I have a really first-class example. I commend the work being carried out with the DWP, in partnership with the Crown Estate, which discovered that the front-line job coaches had a lack of knowledge to tell jobseekers about roles and skills involved in the renewable energy sector. The Crown Estate discovered it—why did not Tory Ministers and the Tory independent board members discover that gap? The Crown Estate said:

“To bridge the gap, we have convened a group, including industry partners and the Offshore Wind Learning Platform, to help an initial group of 60 jobs coaches in the East of England to learn more about the industry”.


If it works, it will roll it out. The job coaches did not even know anything about the renewable industry. The Crown Estate, in partnership with the department, discovered it, not the Ministers. I find that lapse astonishing.

I give three examples of new skills being developed by the Crown Estate in partnership. I shall not go into massive detail because that would be unfair. In Cornwall, there are plans for innovative new GCSEs for 14 to 16 year-olds. At Pembrokeshire College they are developing manufacturing and technical skills and in Grimsby there is an educational project to inspire clean energy experts of the next generation. Those are three good examples and there are lots more in the annual report.

In ports and marine sectors, it is obviously the case that marine aggregates are very important to the construction industry, and the Crown Estate is working to ensure best practice and sustainable credentials for this industry. Crown Estate customers in north-east England are developing projects related to the extraction of polyhalite, a new type of low-carbon fertiliser, assisting jobs in north Yorkshire and Redcar.

On HR, I highlight the work to close the gender pay gap which has increased in the Crown Estate, mainly due to more recruitment at entry-level roles. Using coaching for those returning to work after parental or adoption leave is helping make recruitment policy more equitable.

The risk appetite section is split into six levels and is commendable. I will highlight one. It is clear that the Crown Estate sees real issues if it does not control the supply chain. It says:

“We regard effective control of our extended enterprise as fundamental to our good operation.”.


I wish I could say the same about the private sector, because that is absolutely crucial.

My one concern, buried deep in the report, concerns the pension scheme. There is a three-year block on company contributions to the pension fund. As a former Pensions Minister, I understand the reasons and figures given to back up the decision, but it must be really carefully monitored by the trustees. There have been so many incidents in the past when that has happened and carried on to cause problems for the pension funds.

My final point concerns the massive effort in the retrofit to New Zealand House, an iconic landmark a few hundred yards from here. It is the only tower block allowed to overlook Buckingham Palace and was planned as a thank you for the New Zealand war effort. It is proof that retrofitting need not involve demolition and the dumping of materials containing a large carbon footprint. That is the reality: the first thing that some developers do is to say that it is easier to knock a building down and build something else. It is possible to retrofit. Some 1,300 square metres of marble are to be reused out of New Zealand House and 7,000 items in the building will be used in other schemes, while 90% of the structure is planned to be retained. It is a real example to others, such as those who signed the letter to the Times last Saturday about Marks & Spencer in Regent Street; the signatories want to modernise buildings rather knock them down, which both the private sector and central government have used as first option too often in the past.

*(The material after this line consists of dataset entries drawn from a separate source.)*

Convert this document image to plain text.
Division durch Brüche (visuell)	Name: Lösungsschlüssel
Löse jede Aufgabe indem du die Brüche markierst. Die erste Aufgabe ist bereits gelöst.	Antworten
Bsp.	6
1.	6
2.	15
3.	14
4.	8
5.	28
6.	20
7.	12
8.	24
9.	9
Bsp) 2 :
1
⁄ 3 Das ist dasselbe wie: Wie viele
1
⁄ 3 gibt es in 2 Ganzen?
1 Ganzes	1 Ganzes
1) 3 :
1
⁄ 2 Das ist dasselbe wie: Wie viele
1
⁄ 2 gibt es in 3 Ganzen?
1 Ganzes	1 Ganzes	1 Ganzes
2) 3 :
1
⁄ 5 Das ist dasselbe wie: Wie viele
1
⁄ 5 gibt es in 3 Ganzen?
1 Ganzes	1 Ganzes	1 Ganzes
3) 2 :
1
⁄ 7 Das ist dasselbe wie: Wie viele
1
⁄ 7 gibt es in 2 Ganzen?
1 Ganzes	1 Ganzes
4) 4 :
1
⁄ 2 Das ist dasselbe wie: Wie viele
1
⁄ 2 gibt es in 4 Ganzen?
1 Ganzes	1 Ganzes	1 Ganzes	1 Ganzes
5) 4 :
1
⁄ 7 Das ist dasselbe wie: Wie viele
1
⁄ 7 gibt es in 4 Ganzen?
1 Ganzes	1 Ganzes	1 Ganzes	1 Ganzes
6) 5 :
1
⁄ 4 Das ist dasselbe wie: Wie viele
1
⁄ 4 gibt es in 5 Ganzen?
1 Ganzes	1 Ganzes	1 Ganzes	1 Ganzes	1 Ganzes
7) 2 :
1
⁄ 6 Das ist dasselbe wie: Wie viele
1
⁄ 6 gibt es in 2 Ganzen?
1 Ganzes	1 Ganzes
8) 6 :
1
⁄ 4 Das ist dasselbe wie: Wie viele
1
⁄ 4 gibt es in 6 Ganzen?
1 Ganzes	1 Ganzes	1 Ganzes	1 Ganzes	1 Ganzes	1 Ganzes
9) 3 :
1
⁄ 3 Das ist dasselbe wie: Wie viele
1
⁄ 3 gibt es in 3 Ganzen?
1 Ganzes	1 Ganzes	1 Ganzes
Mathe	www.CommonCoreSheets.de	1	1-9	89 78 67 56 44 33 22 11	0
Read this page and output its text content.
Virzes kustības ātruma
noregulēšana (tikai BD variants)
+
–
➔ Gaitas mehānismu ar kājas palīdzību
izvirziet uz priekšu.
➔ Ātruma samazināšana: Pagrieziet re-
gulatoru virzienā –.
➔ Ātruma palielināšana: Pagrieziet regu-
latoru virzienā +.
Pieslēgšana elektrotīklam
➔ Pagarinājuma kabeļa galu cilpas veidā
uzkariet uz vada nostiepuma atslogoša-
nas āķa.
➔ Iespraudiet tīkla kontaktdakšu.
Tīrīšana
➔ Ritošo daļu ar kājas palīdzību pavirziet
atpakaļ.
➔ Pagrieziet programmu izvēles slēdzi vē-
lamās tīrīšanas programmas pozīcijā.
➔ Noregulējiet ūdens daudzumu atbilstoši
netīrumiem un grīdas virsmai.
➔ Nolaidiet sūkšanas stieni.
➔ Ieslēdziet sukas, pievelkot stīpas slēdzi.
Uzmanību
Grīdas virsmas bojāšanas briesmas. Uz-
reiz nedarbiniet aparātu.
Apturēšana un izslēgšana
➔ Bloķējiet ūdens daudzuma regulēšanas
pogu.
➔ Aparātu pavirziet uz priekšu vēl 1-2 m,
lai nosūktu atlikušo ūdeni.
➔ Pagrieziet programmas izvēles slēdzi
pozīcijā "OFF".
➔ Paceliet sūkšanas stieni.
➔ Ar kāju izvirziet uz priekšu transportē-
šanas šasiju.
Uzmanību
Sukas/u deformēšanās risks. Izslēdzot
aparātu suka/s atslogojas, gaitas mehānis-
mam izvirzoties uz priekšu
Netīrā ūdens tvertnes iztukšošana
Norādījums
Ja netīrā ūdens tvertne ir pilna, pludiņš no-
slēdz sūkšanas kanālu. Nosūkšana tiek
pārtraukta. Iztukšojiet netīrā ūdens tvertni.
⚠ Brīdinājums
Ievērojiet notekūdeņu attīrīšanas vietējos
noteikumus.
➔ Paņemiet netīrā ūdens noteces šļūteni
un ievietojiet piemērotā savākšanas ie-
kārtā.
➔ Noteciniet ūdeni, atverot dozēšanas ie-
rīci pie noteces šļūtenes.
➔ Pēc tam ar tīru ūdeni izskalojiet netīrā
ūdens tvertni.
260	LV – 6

The work to retrofit New Zealand House is much to be supported—and this is where I should declare an interest from my time as Defra Minister and chair of the Food Standards Agency, when I enjoyed the views and hospitality from the top floor, the 17th floor, of New Zealand House. It was enhanced in a meeting of dairy producers whom I met while on a private family visit to New Zealand when I and my wife took time out to marry in Christchurch.